Soft credit checks are essentially harmless to your credit score and provide a way for entities to evaluate your financial behaviour without impacting your creditworthiness.
What Is a Hard Credit Check?
A hard credit check, or hard inquiry, occurs when a lender reviews your credit report as part of their decision-making process for lending you money. Unlike soft inquiries, hard checks can affect your credit score.
When Are Hard Credit Checks Used?
Hard credit checks require your explicit consent and usually happen in situations where you are applying for new credit:
- Loan Applications: When you apply for a mortgage, car loan, or personal loan, lenders perform a hard inquiry.
- Credit Card Applications: Applying for a new credit card triggers a hard credit check.
Hard enquiries can temporarily lower your credit score by a few points. The impact is generally minor, but multiple hard checks in a short period can signal to lenders that you are seeking a lot of credit, which might raise concerns about your financial stability.

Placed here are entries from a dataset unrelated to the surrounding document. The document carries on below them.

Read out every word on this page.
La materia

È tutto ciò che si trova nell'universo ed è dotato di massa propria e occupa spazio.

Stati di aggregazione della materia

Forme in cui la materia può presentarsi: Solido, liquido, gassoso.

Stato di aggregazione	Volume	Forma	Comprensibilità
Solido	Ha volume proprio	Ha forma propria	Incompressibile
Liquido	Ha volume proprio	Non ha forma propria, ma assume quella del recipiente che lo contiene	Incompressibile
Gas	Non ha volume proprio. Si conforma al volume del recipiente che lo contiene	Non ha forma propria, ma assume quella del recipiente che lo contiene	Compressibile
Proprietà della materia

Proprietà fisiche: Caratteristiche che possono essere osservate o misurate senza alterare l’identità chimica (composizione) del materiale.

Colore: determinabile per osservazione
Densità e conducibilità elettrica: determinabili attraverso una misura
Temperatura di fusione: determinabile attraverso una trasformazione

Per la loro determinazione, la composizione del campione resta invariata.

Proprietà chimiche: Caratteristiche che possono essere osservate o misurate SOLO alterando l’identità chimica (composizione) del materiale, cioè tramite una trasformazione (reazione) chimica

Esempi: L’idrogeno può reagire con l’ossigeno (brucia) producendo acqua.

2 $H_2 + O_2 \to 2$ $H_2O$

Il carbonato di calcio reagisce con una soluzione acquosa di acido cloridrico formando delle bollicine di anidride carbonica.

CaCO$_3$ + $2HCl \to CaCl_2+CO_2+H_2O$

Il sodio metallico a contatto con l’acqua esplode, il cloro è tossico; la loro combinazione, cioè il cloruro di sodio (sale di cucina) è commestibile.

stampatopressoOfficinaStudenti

How Do Hard and Soft Checks Affect Your Credit Score?
Impact of Soft Credit ChecksSoft credit checks do not impact your credit score. They are not visible to lenders reviewing your credit report for the purpose of extending credit. You can have an unlimited number of soft enquiries without worrying about your credit score being affected. Impact of Hard Credit Checks
Hard credit checks, on the other hand, can influence your credit score. Generally, a hard enquiry might lower your score by 5 to 10 points. The effect diminishes over time, typically within a year, and the enquiry itself will drop off your credit report after two years. While a single hard inquiry is unlikely to significantly impact your credit score, multiple hard inquiries in a short timeframe can be problematic. Lenders might interpret multiple inquiries as a sign of financial difficulty.

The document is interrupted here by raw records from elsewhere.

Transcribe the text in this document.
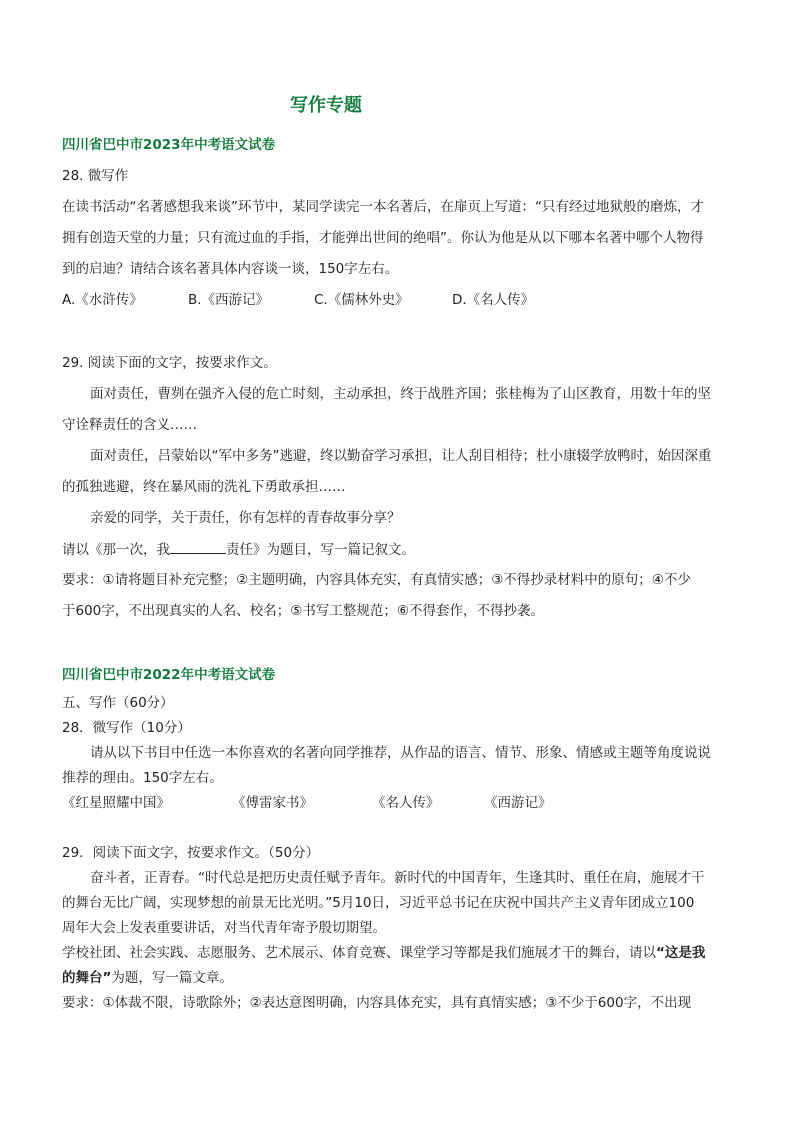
写作专题
四川省巴中市2023年中考语文试卷
28. 微写作
在读书活动“名著感想我来谈”环节中，某同学读完一本名著后，在扉页上写道：“只有经过地狱般的磨炼，才
拥有创造天堂的力量；只有流过血的手指，才能弹出世间的绝唱”。你认为他是从以下哪本名著中哪个人物得
到的启迪？请结合该名著具体内容谈一谈，150字左右。
A.《水浒传》	B.《西游记》	C.《儒林外史》	D.《名人传》
29. 阅读下面的文字，按要求作文。
面对责任，曹刿在强齐入侵的危亡时刻，主动承担，终于战胜齐国；张桂梅为了山区教育，用数十年的坚
守诠释责任的含义……
面对责任，吕蒙始以“军中多务”逃避，终以勤奋学习承担，让人刮目相待；杜小康辍学放鸭时，始因深重
的孤独逃避，终在暴风雨的洗礼下勇敢承担……
亲爱的同学，关于责任，你有怎样的青春故事分享？
请以《那一次，我	责任》为题目，写一篇记叙文。
要求：①请将题目补充完整；②主题明确，内容具体充实，有真情实感；③不得抄录材料中的原句；④不少
于600字，不出现真实的人名、校名；⑤书写工整规范；⑥不得套作，不得抄袭。
四川省巴中市2022年中考语文试卷
五、写作（60分）
28．微写作（10分）
请从以下书目中任选一本你喜欢的名著向同学推荐，从作品的语言、情节、形象、情感或主题等角度说说
推荐的理由。150字左右。
《红星照耀中国》	《傅雷家书》	《名人传》	《西游记》
29．阅读下面文字，按要求作文。（50分）
奋斗者，正青春。“时代总是把历史责任赋予青年。新时代的中国青年，生逢其时、重任在肩，施展才干
的舞台无比广阔，实现梦想的前景无比光明。”5月10日，习近平总书记在庆祝中国共产主义青年团成立100
周年大会上发表重要讲话，对当代青年寄予殷切期望。
学校社团、社会实践、志愿服务、艺术展示、体育竞赛、课堂学习等都是我们施展才干的舞台，请以“这是我
的舞台”为题，写一篇文章。
要求：①体裁不限，诗歌除外；②表达意图明确，内容具体充实，具有真情实感；③不少于600字，不出现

How to Manage Credit Checks
Tips for Minimising the Impact of Hard Inquiries
- Limit Credit Applications: Only apply for credit when necessary. If you’re shopping for the best rates on a loan, try to complete applications within a short period, typically 14 to 45 days, as credit scoring models often consider this as rate shopping and count it as a single inquiry.
- Monitor Your Credit: Regularly check your credit report to stay informed about any inquiries and ensure there are no unauthorised hard checks.
- Be Strategic: Before applying for new credit, ensure your credit score is in good shape to minimise the need for multiple applications.
How to Check Your Credit Report
Checking your credit report is a good practice to maintain your financial health. You can obtain a free credit report from a number of suppliers, which use the three major credit reference agencies: Equifax, Experian, and TransUnion. Reviewing your report can help you catch any inaccuracies or unauthorised inquiries.
How Your Credit Report Impacts You
Understanding the difference between hard and soft credit checks is crucial for managing your credit health. Soft searches provide a way to gauge creditworthiness without affecting your score, while hard searches are necessary for obtaining credit but can temporarily lower your score. By being strategic about when and how you apply for credit, you can maintain a strong credit profile and avoid unnecessary dips in your credit score. Stay informed, check your credit report regularly, and make informed decisions to protect your financial future.